Who will need to read what you've written? Will that reader be able to determine who wrote the stuff she is reading? Your audience, the who, affects the final how answer you'll need more than anything else on your list of preliminary, fact-finding questions.
Relax. That task of putting something in writing need not be as daunting as it first appears. After all, you've already defined your goal. Now all you need to do is establish the priorities necessary to reach the desired out-come: having something down on paper.
Determine Your Audience
Unless you're writing in your journal, where the only audience you please is yourself, the first fundamental question you'll need to answer is: Whom am I writing for? Once that is settled, you're ready to refine the scope even further by resolving these questions:
Does my reader already know me?
Is my reader somebody “in house” or will I be writing to somebody outside my center of influence?

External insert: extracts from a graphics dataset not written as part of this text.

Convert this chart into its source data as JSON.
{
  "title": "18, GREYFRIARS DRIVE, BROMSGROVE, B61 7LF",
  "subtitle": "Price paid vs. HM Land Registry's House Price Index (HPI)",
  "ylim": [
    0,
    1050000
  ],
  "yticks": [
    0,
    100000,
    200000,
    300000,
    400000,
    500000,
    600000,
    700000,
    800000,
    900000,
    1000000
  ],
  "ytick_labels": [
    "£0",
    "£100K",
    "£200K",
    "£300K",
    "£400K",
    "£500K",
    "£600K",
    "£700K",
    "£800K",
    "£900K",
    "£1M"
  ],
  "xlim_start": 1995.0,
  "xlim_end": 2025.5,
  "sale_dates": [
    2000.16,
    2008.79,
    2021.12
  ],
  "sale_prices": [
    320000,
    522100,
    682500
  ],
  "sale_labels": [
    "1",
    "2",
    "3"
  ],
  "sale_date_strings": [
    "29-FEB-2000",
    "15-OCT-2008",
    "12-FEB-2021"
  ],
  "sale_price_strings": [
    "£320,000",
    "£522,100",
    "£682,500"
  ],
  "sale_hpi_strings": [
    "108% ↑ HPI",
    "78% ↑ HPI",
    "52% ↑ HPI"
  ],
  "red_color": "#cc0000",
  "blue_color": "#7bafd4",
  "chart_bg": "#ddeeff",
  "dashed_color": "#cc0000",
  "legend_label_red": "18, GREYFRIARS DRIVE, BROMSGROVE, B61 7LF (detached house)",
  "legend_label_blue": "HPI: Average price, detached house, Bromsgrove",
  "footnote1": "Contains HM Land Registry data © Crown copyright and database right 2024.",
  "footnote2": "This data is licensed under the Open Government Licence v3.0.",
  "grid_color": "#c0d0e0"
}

Will my reader know anything about this topic?
Will my reader be receptive to what I'm writing, or will I need to include any special motivation for continuing?
Will I need to anticipate and overcome any objections or any ambivalence?
Establish the Voice for Your Writing
Next, you need to ask yourself: Who should the reader perceive as the author of this particular writing?
Should the author of the piece be invisible to the reader? If so, then first-person pronouns, such as I or we, should not be used.
Should the reader feel as if the author is speaking directly to him or her? If so, then you'll want to use the second person pronoun you a lot.
Should both the author and the reader be invisible? Then only third-person pronouns should be used, with no reference to I or you. This is the way most novels are written, with clear boundaries separating the reader from the piece, while also keeping the author invisible.